Before escaping to college in New Mexico in 1966, I had never had a real boyfriend in high school. The era had the warm golden tones and the coming-of-age aura of those late-1960s movies like "The Graduate," "Love Story" and "Goodbye Columbus."
My parents dropped me off after a cross-country drive heading west on Route 66, passing under the St. Louis Arch, aka The Gateway to the West. Our car broke down in Tulsa, Okla.; the trunk and roof were weighted down with footlockers, and among the baggage were 25 starched white blouses that my grandmother had put herself in the hospital ironing. She had a water-filled Coke bottle with a hole punched into the bottle cap which she used to sprinkle the blouses before putting the hot iron on them, soliciting the "hiss" from the iron accompanied by a cloud of steam on the late-summer afternoons before my leave-taking.
Actually, I had no intention of wearing these and planned to ditch them as soon as possible. My favorite piece of clothing was a funky gray denim shirt that I bought in a T-shirt shop on the Rehoboth Beach Boardwalk that had "Wanted – State Prison" printed on its back. More about this later.
Finally, my parents dropped me off at the curb of the dorm and headed east, fearing that I would be homesick. I wasn't! My mother had already alienated my dorm mates by bragging about the 25 white blouses and my extensive wardrobe that looked like it was meant for a city college in the 1930s, as hers had been.
I wanted a fresh start, and fortunately my father, looking like a rancher with his twinkly eyes and weather-beaten face, had charmed everyone, including the dean of women, whose office he had visited to ask her to take good care of me. This was in the time when dorm checks were carried out at 10 p.m. by the dorm mother. Gentlemen callers had to visit the front desk and court you on the lobby sofas.
My parents, believing that I had been a homebody who spent Friday and Saturday nights watching films about the anthologies of Guy de Maupassant on PBS, or wistfully turning the globe of the world while dreaming of adventure, thought I would never be a "wild child." They signed a document stating that I was free to leave campus on weekends. I immediately took a Greyhound bus to Albuquerque with three other students, carrying my overnight clothes in my roller skate trunk as a suitcase.

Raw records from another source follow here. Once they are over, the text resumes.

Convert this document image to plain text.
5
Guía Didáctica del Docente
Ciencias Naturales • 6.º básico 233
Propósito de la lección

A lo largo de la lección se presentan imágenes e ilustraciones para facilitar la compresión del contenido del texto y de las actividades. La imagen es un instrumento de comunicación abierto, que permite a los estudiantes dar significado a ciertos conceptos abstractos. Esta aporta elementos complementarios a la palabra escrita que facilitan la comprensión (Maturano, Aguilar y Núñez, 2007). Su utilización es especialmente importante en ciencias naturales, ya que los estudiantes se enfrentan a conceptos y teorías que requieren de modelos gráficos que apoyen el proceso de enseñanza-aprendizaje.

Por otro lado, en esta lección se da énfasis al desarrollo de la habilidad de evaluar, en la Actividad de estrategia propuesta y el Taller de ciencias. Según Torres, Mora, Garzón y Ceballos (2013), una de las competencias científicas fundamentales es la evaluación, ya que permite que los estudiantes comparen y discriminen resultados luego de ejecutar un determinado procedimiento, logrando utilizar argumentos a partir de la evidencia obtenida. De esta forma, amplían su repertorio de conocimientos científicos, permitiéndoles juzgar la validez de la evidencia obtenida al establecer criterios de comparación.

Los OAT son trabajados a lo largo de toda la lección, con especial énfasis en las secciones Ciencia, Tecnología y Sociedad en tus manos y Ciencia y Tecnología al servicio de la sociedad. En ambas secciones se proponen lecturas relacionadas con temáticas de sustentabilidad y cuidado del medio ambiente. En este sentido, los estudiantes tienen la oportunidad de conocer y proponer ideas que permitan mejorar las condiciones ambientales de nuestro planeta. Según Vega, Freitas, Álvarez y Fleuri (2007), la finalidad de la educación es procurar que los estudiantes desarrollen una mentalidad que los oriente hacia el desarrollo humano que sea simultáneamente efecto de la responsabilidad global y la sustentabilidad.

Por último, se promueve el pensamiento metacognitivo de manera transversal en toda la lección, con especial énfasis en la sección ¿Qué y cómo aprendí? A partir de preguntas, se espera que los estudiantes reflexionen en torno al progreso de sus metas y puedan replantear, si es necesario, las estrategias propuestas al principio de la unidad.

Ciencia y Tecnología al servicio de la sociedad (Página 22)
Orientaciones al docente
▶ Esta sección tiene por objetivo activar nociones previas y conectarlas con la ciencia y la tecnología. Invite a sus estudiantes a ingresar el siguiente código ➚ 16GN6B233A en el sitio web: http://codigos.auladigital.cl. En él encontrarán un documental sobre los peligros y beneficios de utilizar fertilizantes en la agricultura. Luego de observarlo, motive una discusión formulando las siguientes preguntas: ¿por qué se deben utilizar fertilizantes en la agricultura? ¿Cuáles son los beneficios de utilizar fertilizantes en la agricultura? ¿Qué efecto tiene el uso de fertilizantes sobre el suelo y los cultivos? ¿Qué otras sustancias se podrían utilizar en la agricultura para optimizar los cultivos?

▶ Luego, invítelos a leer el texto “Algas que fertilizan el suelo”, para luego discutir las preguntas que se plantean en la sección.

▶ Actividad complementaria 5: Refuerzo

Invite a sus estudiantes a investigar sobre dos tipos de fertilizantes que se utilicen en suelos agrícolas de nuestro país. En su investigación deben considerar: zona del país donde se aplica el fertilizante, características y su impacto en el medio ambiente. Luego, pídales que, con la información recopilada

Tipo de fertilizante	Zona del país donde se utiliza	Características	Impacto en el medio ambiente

An initiation ritual at New Mexico Highlands University, nestled in the heart of the northern Sangre de Cristo (Blood of Christ) mountain range, was called Whitewashing the H on Hermit's Peak. I had no intention of participating in this activity! The first Saturday, school buses pulled up in front of my dorm, Melody Hall. Football players rushed in to herd us out. I hid in the stall of the bathroom I shared with three other dorm mates. Of course, they captured me with no problem, sending me to the waiting buses.
Wearing the denim work shirt that said "Wanted – State Prison," I was about to climb a mountain in the Rockies. On the bus, I sat next to a boy from The Bronx. I looked back and saw another boy and girl, him from Chicago, her from West Texas. These were to become my freshman friends. Yes, I saw him and he saw me! I didn't think much of it at first, but he, the tall, lanky midwesterner, pulled me up the mountain called Hermit's Peak.
The football players had fortunately forgotten us and were wielding buckets of whitewash way up the slope. Being natural-born slackers, my group sat and roasted hot dogs and marshmallows over a bonfire. The seductive smell of roasting piñon wood permeated the air. When we returned to town we parted, and the other girl, Nona, latched onto the boy like a barnacle, so I sort of forgot about him except for seeing him in the cafeteria or playing Simon and Garfunkel's "The Sound of Silence" on the record player in the student center.
However, he (his name was Gene King) would throw pebbles at my window at night, standing below in his sheepskin coat, and I would lean out, my then-long hair flowing down Rapunzel-like. The girl from the Lone Star State flunked out and didn't return for sophomore year. She apparently couldn't handle romance and passing classes at the same time.
As the leaves fell that autumn of 1969, I heard the sound of pebbles hitting my window once again, and there he was! We went to watercolor class and purchased blocks of exotic pink watercolor paper from France, and strolled through the town painting on street corners for the next six years.
He finally dropped out and had to sell paintings to get by. Somehow I could manage to paint and pass! I stayed and got a master's degree in painting despite devoting much of my time to painting local scenes and walking around town with Gene. At freshman orientation, they had told us to look left and right, and one of the people sitting there would probably not graduate. If you do happen to graduate from college, you have proven that you can at least bring something to completion.
My graduation finally came and there were no more classes to take. I remember feeling sad because I would have to leave Las Vegas, New Mexico, and the people and town I had come to love. My father had passed away, and my mother remarried before I graduated. I now had a new stepfather to drive me home. I felt sad as I saw Hermit's Peak fading in the back window of the car carrying me east. The love of art and painting came home with me, and I eventually found another, more lasting love to replace Gene King. I started painting the area where I grew up, and I began to see old, familiar buildings and scenes with a fresh eye as I fell in love with coastal Sussex all over again!